Most of the data are stored in special structures. Currently, some types of properties are only available through these structures and cannot be evaluated using function calls. The most important type of this structures is oneVarStats. More details on how to use this and other structures are described below.

Features

Some properties have multiple ways of calculating. It is recommended to use the function getOneVarStats(), provided that the property can be calculated that way.
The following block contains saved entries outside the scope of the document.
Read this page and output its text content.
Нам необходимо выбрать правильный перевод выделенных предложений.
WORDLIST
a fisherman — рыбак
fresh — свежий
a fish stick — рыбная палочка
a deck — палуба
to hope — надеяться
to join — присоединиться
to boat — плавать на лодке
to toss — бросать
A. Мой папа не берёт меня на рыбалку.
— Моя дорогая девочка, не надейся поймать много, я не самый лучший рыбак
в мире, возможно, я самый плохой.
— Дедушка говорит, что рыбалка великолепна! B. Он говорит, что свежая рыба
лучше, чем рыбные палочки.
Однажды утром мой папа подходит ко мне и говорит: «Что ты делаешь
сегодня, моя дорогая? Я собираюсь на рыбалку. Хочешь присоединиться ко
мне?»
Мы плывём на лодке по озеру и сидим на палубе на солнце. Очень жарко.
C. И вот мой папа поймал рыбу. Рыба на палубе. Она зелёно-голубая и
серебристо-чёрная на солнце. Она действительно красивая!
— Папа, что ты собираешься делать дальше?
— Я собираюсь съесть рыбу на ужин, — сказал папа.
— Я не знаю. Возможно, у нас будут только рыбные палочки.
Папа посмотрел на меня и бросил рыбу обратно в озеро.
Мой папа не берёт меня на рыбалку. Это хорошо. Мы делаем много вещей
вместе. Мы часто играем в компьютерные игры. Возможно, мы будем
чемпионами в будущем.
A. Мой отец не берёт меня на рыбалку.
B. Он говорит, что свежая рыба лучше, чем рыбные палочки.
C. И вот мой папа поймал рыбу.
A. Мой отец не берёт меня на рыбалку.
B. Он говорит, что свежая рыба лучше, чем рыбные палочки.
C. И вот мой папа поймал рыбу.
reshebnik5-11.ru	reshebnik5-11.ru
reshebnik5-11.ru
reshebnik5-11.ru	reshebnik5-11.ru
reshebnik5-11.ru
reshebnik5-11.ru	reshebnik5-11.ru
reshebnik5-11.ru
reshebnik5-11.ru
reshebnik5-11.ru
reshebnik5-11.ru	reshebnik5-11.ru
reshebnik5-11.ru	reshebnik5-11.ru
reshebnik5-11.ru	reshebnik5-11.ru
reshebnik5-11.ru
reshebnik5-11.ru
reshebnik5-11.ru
This way, any other future property that might be needed in the future is already calculated and stored in the memory.

Currently, the following properties can be calculated using the library:

Sum

std::vector<double> data { ... };

// using normal addition
double sum_1 = stats::simpleSum(&data);

// using Improved Kahan–Babuška algorithm
double sum_2 = stats::complexSum(&data);

// getOneVarStats uses the Improved Kahan–Babuška algorithm
stats::oneVarStats ovs = stats::getOneVarStats(&data);
double sum_3 = ovs.sum;

Arithmetic, Harmonic, and Geometric Mean

Arithmetic Mean

std::vector<double> data { ... };

double a_mean_1 = stats::arithmeticMean(data);

stats::oneVarStats ovs = stats::getOneVarStats(data);
double a_mean_2 = ovs.mean;

Harmonic Mean

std::vector<double> data { ... };

double h_mean = stats::harmonicMean(data);

Geometric Mean

std::vector<double> data { ... };

double g_mean = geometricMean(data);

Median and Mode

std::vector<double> data { ... };

stats::oneVarStats ovs = stats::getOneVarStats(data);
double median = ovs.median;
double mode = ovs.mode;

Variance and Standard Deviation

std::vector<double> data { ... };

stats::oneVarStats ovs = stats::getOneVarStats(data);
double variance = ovs.variance;
double standard_deviation = ovs.std;

Size

std::vector<double> data { ... };

double size_1 = data.size();

stats::oneVarStats ovs = stats::getOneVarStats(data);
double size_2 = ovs.size;

Minimum and Maximum

std::vector<double> data { ... };

stats::oneVarStats ovs = stats::getOneVarStats(data);
double min = ovs.min;
double max = ovs.max;

Q1, Q3, and IQR

std::vector<double> data { ... };

stats::oneVarStats ovs = stats::getOneVarStats(data);
double q1 = ovs.q1;
double q3 = ovs.q3;
double iqr = ovs.iqr;

Z-Score

std::vector<double> data { ... };
double value = X_VALUE;

double z1 = stats::calcZScore(value, data);

stats::oneVarStats ovs = stats::getOneVarStats(data);
double z2 = stats::calcZScore(value, ovs);

double mean = MEAN_VALUE;
double std = STANDARD_DEVIATION_VALUE;
double z3 = stats::calcZScore(value, mean, std);

Normal CDF and Inverse Normal CDF

double zScore = SOME_SCORE;
double cdf = stats::normalCDF(zScore);
double newZScore = stats::invNormalCDF(cdf);

P-Value

std::vector<double> data { ... };
double value = SOME_VALUE;

double p1 = calcPValue(value, data);

stats::OneVarStats ovs = stats::getOneVarStats(data);
double p2 = calcPValue(value, ovs);

double mean = MEAN_VALUE;
double std = STANDARD_DEVIATION_VALUE;
double p3 = calcPValue(value, mean, std);

Confidence Interval

double confidence = 0.05;
double size = 100;
double parameter = P;

stats::Interval ci = stats::calcInterval(confidence, size, parameter);

Linear Regression

const std::vector<std::pair<double, double>> pairs = { {x1, y1}, {x2, y2}, ... };

stats::LinearRegression lr = stats::calcLinearRegression(pairs);

Performance

This repo contains a very simple profiler in Profiler.hpp that could be used for benchmarking. An example is given in examples/Benchmark.cpp. Using the same program, the following benchmark was done:

Number of Data Points Number of Seconds
1000 0.0002
10,000 0.0114
100,000 1.1793
500,000 34.0256

Note that the benchmark was compiled with clang++ -O3.